Singolare è la presente commedia, perchè fra i personaggi uno soltanto è di sesso femminile, come il titolo mostra. Che fosse scritta per Clarice, ossia per Caterina Bresciani, si indovinerebbe, anche se i Mémoires (II, cap. XL) lo tacessero: il carattere della sdegnosa attrice fiorentina non era del tutto modesto (v. anche il romanzo di Ant. Piazza, Il Teatro, II, p. 21, ricordato dal Bartoli e dal Rasi) e vien fatto di dubitare che nella Introduzione dell’autunno 1755 (vol. XII, 326 e 329) il Goldoni si burlasse di lei urbanamente. Se pensiamo in fatti alla Donna stravagante, alla Vedova spiritosa, alla Bella selvaggia, alla Dalmatina, alla Donna forte e ad altri tipi di donne che il commediografo veneziano in questo periodo inventò a bella posta per obbedire all’indole della celebratissima Ircana, possiamo con facilità rappresentarci la figura artistica della bella attrice, per la quale l’antico autore del Belisario e della Rosimonda lasciavasi deviare lungi dalle immortali pitture delle classi borghesi e popolari della sua Venezia.
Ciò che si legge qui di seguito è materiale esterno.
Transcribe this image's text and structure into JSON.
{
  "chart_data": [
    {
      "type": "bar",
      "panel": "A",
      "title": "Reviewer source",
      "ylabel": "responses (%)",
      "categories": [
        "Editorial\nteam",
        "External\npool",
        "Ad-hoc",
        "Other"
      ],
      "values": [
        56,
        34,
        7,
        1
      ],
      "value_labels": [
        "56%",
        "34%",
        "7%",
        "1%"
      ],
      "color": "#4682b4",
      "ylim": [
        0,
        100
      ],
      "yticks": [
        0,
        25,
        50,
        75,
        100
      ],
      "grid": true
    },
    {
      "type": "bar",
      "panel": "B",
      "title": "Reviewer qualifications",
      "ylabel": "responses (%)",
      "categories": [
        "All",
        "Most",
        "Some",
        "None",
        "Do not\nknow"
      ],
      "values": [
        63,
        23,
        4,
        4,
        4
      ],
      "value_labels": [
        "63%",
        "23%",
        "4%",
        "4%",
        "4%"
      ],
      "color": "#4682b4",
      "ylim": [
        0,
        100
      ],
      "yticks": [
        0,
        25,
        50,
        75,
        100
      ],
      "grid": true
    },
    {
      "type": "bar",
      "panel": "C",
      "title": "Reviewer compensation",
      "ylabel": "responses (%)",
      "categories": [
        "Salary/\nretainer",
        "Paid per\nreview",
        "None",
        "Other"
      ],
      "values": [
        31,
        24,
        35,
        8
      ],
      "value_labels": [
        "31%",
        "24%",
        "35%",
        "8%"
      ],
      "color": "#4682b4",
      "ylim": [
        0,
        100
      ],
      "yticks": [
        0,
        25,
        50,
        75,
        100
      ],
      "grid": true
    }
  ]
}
Non è vero che la Donna sola piacesse (Mem.es, l. c.), anzi «precipitò» (pref. del Raggiratore cit.): e ci pare che il brutto esito non faccia torto al buon gusto dei Veneziani. Che mai potevasi ammirare in quella serie monotona di scene punto drammatiche? L’autore vagheggiò forse un’altra Mirandolina, più elegante e più imperiosa, che trascinasse alla sua catena ben sei adoratori a un tempo, di tutti ricevendo la servitù, e a nessuno concedendosi: ma donna Berenice, la nuova Circe, è un’immagine debole e confusa di donna, e i suoi cavalieri non sembrano più che ombre ridicole. Eppure i modelli non dovevano mancare al Goldoni nella sua Venezia; e una maga indiavolata era certamente l’amica Cornelia Barbaro (vedova d’un Gritti), a cui proprio allora il commediografo dedicava la Pupilla, e scriveva: «Il tempo che mi resta, allor ch'io sono con voi, gentilissima Arisbe, non l’impiego senza profitto. Il mestiere ch' io faccio ha bisogno d’aiuti, e le persone di spirito, come Voi siete, mi provvedono alla giornata». E il Chiari proprio di lei cantava sospirando: «Di nessun ligia - Tutta di tutti». — Qua e la si ammira, è vero, qualche spunto grazioso, specialmente nel difficile atto quarto che segna il trionfo di Berenice, la quale parte tenendo per mano, l’uno a destra, l’altro a sinistra, i due più ostinati rivali, don Claudio e don Filiberto. Ma il dialogo di solito languisce, l’azione vien meno: subentra l’inverosimiglianza, e la noia domina.